A nivel mundial se teme lo peor. Se dice que el mundo está en peligro y así lo están demostrando las altas temperaturas y daños ambientales que están prevaleciendo en los distintos puntos del mapamundi. Nicaragua es uno de los países donde se especula que habrá mayor caos que lo que le corresponde a Latinoamérica. Y ya estamos sintiendo los efectos del calentamiento global, y de las mortales emisiones de dióxido de carbono. Emisiones de gases, cambios climáticos, etc. Son fenómenos que se han agravado, castigando al ser humano que se empecina en desconocer los graves efectos y actúa como si nada va a pasar.
Hay potencias que actúan como el ser humano individual en materia de irresponsabilidad ante los daños causados, y así como el ser humano no repara en advertencias y señales de peligro, tampoco esas grandes potencias no reparan en el daño que causan a la humanidad con sus planes expansionistas. Desarrollistas. Ese es el caso de China, la potencia ideológicamente comunista, pero económicamente capitalista, que quiere obcecadamente terminar con el gran Lago de Nicaragua, una de las mayores reservas de agua potable existentes en la región, patrimonio de la humanidad, y tesoro tangible de los nicaragüenses.
Es imperioso el convocar a un foro internacional de especialistas en campos afines para que estudien a fondo los supuestos logros o ventajas y las múltiples desventajas de este proyecto chino del gran Canal y en nombre de la humanidad evalúen los efectos catastróficos que conlleva el proyecto amarillo y los publiciten a nivel mundial, destacando su similitud con otros proyectos absurdos que han realizado los chinos, recuérdese el gran salto hacia adelante impulsado por Mao.
Las Naciones Unidas, la comunidad europea, los pueblos y gobiernos latinoamericanos deben de combatir legalmente este pretendido asalto a la convivencia pacífica de los pueblos del mundo. No cabe duda que el Gobierno de Nicaragua por los intereses personales propios de los círculos de poder que están en torno a la presidencia, no ha vacilado en darle a los chinos la soberanía empaquetada en el proyecto del indeseable Gran Canal Interoceánico. La falta de honestidad, de respeto a la legitimidad de las instituciones que se supone deben resguardar la soberanía nacional como son el Ejército, la Policía, la Procuraduría de Justicia, la Asamblea Nacional, la “Corte Suprema de Injusticia”, todas ellas se han entregado a los apetitos descomunales del binomio presidencial aferrándose al hueso o a las prebendas disponibles.
Todo este caos que ahora se está redoblando en nuestra patria, se originó después de que por desgracia para el país, se procediera a hacer una avergonzante reforma constitucional, basada en una increíble, por ilegal, sentencia dictada por los magistrados de la “Corte Suprema de Injusticia”, concediéndole la reelección al señor Ortega, junto con una serie de funcionarios de toda laya.

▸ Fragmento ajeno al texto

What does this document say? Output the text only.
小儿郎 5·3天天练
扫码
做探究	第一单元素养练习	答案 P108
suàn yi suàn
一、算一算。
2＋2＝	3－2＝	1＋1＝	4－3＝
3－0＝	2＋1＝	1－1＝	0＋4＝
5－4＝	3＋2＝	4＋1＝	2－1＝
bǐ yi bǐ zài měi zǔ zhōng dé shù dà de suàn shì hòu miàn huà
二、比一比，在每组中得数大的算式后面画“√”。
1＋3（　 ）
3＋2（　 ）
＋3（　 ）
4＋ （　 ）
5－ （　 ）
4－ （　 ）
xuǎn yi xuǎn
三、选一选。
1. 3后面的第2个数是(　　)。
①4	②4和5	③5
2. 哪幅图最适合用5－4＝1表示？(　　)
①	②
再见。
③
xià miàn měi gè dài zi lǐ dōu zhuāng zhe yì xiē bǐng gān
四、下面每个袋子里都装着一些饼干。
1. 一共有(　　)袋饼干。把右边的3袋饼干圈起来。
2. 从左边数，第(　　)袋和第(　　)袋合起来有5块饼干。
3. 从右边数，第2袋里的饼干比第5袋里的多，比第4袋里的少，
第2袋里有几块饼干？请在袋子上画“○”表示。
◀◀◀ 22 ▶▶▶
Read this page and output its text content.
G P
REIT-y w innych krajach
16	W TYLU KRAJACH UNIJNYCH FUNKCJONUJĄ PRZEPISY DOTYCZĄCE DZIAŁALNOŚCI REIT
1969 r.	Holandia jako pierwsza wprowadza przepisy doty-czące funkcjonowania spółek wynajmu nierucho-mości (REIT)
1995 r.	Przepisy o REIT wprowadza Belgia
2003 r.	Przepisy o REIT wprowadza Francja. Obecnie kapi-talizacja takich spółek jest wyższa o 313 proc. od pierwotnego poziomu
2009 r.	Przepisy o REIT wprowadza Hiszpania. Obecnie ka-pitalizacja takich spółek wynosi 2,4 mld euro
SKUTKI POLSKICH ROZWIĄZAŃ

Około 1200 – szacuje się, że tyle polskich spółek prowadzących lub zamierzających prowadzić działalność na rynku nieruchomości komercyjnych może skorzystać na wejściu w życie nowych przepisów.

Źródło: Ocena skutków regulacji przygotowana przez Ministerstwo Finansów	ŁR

Este caos político, para Nicaragua, de igual envergadura al caos global que he señalado al principio, ha propiciado desde entonces un verdadero desbarajuste electoral que no tiene comparación con otras latitudes, y que tiene efectos multiplicadores hasta estos nuevos períodos electorales, para gran satisfacción de las altas esferas de poder que así tendrán la posibilidad de continuar esquilmando al Estado, por medio de los métodos más pérfidos que se conozcan en la historia de las actividades electorales delictivas.
Por ello, ante la inexistencia de una verdadera oposición política lo suficientemente sólida, coherente, bien cimentada, muy respetuosa de sus principios programáticos-democráticos, lista para enfrentar el caos general que nos domina, y la existencia de aceitadas estructuras y mecanismos gubernamentales bien montados y con gran experiencia, las tan mentadas próximas elecciones generales del 2016, no constituyen ningún proceso electoral creíble, legítimo, y el pueblo así lo sabe y comprende. De ahí que su sabia postura va a residir en abstenerse de participar en una mascarada, esperando que el caos futuro termine devorando a sus propios creadores.
El autor es abogado, directivo del PUCA.